For namespaces, can use a string like "A:B:C:D:E:F" as an identifier for a
particular combination, where A-F are respective namespaces identifiers.
(Can be taken for example from /proc/PID/ns/{mnt,uts,ipc,user,pid,net}).
That will even be grep-able to locate records related to a particular
subset
of namespaces. So a "container" in the classic meaning would have all A-F
unique and different from the init process, but processes separated only by
e.g. mnt-ns and net-ns will differ from the init process in A and F.

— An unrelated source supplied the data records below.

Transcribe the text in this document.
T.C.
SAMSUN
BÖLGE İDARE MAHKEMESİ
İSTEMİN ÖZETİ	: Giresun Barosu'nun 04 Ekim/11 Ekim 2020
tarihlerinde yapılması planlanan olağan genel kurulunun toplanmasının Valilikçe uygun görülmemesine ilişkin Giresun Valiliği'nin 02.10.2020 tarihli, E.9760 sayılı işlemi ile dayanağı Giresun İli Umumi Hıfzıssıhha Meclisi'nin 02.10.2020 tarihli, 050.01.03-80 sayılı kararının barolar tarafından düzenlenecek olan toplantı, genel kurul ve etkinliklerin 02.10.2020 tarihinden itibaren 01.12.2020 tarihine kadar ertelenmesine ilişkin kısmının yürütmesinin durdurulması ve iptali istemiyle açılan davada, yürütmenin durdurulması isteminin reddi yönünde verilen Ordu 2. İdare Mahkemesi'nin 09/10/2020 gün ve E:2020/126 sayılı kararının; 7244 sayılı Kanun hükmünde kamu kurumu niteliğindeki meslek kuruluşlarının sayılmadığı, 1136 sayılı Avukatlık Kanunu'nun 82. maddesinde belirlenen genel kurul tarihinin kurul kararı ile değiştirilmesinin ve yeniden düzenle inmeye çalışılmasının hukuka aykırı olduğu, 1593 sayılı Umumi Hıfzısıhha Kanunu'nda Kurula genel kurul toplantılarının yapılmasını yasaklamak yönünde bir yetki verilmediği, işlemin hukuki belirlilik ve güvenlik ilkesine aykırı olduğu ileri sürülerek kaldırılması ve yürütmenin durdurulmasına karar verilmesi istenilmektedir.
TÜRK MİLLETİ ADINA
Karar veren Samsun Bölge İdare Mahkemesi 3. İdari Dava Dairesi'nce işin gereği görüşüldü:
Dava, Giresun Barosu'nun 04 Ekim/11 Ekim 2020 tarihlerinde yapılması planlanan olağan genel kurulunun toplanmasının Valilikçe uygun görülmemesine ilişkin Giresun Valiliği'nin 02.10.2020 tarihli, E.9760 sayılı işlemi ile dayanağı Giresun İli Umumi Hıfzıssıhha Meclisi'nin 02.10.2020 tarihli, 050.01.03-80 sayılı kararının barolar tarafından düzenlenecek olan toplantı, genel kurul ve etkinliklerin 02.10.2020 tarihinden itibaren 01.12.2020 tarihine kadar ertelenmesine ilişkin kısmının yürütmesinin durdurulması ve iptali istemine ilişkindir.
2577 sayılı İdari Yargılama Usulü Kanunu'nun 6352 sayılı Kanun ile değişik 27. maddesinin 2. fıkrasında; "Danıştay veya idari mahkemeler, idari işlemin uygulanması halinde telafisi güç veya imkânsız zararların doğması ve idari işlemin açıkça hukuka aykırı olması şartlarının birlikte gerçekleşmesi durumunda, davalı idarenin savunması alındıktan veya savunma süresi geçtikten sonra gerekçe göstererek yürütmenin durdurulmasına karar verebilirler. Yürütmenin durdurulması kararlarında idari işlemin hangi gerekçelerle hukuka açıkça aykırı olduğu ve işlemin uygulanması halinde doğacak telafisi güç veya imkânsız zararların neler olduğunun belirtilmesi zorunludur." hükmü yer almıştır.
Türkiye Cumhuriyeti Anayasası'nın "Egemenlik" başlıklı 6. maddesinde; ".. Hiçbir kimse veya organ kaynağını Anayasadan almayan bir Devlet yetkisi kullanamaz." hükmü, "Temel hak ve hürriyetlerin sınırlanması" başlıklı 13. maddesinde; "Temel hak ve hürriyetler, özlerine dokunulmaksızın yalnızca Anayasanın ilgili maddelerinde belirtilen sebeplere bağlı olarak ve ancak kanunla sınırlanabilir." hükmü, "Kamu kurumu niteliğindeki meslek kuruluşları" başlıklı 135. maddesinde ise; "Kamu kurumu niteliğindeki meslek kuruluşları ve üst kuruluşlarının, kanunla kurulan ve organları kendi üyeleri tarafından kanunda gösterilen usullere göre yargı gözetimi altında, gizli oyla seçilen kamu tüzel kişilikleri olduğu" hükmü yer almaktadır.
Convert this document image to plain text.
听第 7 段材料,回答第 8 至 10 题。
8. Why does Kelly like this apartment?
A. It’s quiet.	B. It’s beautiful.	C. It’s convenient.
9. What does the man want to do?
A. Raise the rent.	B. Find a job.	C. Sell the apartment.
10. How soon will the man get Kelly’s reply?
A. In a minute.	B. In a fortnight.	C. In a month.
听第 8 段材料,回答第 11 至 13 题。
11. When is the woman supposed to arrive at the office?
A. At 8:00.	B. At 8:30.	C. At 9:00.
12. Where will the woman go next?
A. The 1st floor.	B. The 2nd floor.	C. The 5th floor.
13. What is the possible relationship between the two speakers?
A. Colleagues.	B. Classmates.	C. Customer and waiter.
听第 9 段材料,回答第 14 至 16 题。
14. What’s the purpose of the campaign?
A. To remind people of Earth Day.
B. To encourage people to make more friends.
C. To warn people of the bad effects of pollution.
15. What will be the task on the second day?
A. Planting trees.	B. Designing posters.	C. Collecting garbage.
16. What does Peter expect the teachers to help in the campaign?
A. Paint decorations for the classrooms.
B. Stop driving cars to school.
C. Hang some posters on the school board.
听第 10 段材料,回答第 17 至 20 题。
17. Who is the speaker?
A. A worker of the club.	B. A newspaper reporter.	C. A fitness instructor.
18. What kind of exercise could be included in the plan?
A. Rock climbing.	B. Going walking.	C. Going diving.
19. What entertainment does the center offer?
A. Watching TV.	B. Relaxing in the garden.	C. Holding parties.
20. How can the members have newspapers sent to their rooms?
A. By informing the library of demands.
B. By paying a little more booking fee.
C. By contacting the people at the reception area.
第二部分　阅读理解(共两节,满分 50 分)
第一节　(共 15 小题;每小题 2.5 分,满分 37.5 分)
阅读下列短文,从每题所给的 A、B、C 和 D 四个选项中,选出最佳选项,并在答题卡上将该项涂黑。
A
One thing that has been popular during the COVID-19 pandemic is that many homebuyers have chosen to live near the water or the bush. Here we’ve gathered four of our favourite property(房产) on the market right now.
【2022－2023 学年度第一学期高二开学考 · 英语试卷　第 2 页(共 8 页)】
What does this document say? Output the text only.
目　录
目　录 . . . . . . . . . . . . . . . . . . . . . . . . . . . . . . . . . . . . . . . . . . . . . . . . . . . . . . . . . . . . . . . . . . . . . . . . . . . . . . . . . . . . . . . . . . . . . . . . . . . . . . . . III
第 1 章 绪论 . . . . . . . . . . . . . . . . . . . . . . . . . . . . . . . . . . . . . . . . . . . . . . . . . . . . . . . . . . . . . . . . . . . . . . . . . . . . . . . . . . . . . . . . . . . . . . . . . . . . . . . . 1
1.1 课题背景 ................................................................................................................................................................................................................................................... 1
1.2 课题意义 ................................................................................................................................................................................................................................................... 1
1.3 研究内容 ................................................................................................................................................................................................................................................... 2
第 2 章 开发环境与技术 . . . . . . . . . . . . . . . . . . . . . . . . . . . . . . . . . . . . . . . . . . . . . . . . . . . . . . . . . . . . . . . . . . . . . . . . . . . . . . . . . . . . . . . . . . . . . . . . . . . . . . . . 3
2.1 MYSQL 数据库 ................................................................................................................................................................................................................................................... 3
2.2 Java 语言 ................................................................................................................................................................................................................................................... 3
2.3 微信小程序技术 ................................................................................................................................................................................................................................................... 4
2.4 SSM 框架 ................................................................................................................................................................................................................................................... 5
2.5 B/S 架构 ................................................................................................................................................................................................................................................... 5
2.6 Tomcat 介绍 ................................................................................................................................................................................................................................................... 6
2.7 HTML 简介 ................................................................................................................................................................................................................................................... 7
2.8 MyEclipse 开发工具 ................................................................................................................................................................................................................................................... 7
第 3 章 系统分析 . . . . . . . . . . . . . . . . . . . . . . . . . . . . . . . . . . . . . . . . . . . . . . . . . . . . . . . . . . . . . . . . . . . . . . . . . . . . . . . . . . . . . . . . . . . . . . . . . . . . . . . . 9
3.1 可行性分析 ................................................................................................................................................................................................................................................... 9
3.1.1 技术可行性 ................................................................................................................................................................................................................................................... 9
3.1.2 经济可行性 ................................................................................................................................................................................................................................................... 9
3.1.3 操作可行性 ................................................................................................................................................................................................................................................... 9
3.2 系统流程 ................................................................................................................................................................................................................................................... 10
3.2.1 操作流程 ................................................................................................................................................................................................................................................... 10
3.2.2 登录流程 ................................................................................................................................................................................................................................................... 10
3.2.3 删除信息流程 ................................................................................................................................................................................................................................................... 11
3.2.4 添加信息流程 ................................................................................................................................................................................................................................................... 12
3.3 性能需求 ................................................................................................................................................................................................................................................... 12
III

(If a string is a no go, then perhaps combine the IDs in a unique way into a
super ID).
As has been mentioned in every other email in this thread, the kernel has no
concept of a container, it is a userspace idea and trying to generate a
meaningful value in the kernel is a mistake in my opinion. My current opinion
is that we allow userspace to set a container ID token as it sees fit and the
kernel will just use the value provided by userspace.